The rehabilitation of sidewalks in Carrefour-Feuilles is part of a UNDP-supported pilot project that is repurposing debris from the 2010 earthquake for the construction of disaster-resistant houses, roads and riverbank protection structures.
More than 20 percent of the debris is recycled to make tiles, stairs and paving stones. So far, 80 percent of the 10 million cubic metres of rubble from the earthquake have been cleared from the streets through Haitian initiatives with the support of the international community. The joint UN debris management project has contributed to the removal of one million cubic metres. This programme has helped more than 20,000 people find temporary jobs, nearly 40 percent of them women.

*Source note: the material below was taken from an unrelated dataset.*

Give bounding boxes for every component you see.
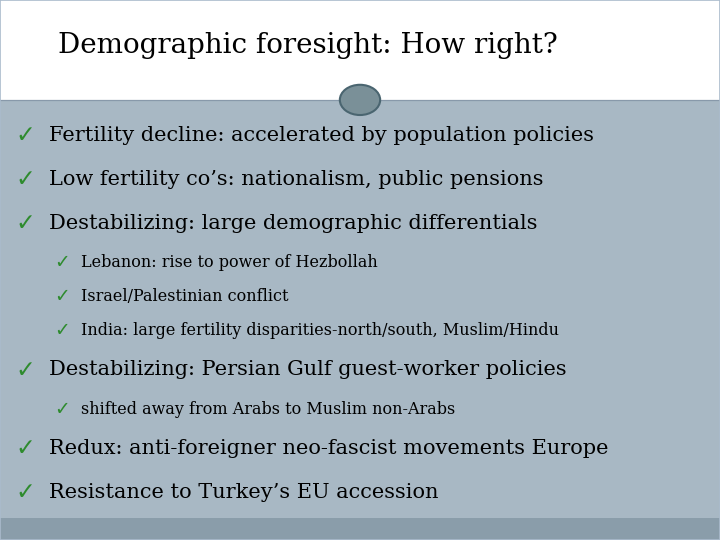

To enable families repair and rebuild their homes themselves, UNDP has established community support centres in four neighbourhoods of the Haitian capital and in the city of Léogâne. Thirty thousand people benefitted from the initiative and over 1,000 families received US$500 dollar-grants to buy certified quality construction materials to repair their homes.
These grants were made through the project’s innovative money transfer scheme via mobile phones, the first ever implemented in support of housing repair efforts. Nearly 7,000 people have been directly trained on practical issues related to safe repair and construction of houses and on urban planning and land tenure law in Haiti.
Through the Government’s “16/6” project, supported by UNDP and other partners, internally displaced persons camps were closed and more than 11,000 families returned to their neighbourhoods of origin, leaving behind tents to start a new life. The initiative focuses on the safe return of displaced families while boosting economic opportunities in affected neighbourhoods, by creating income-generating activities, improving basic services and supporting small- and medium-sized enterprises.
“The rehabilitation of this alleyway has greatly improved our way of life,” says Gera in Carrefour-Feuilles. “When it rains, students can now go to school without dirtying their shoes, and children can also play football.”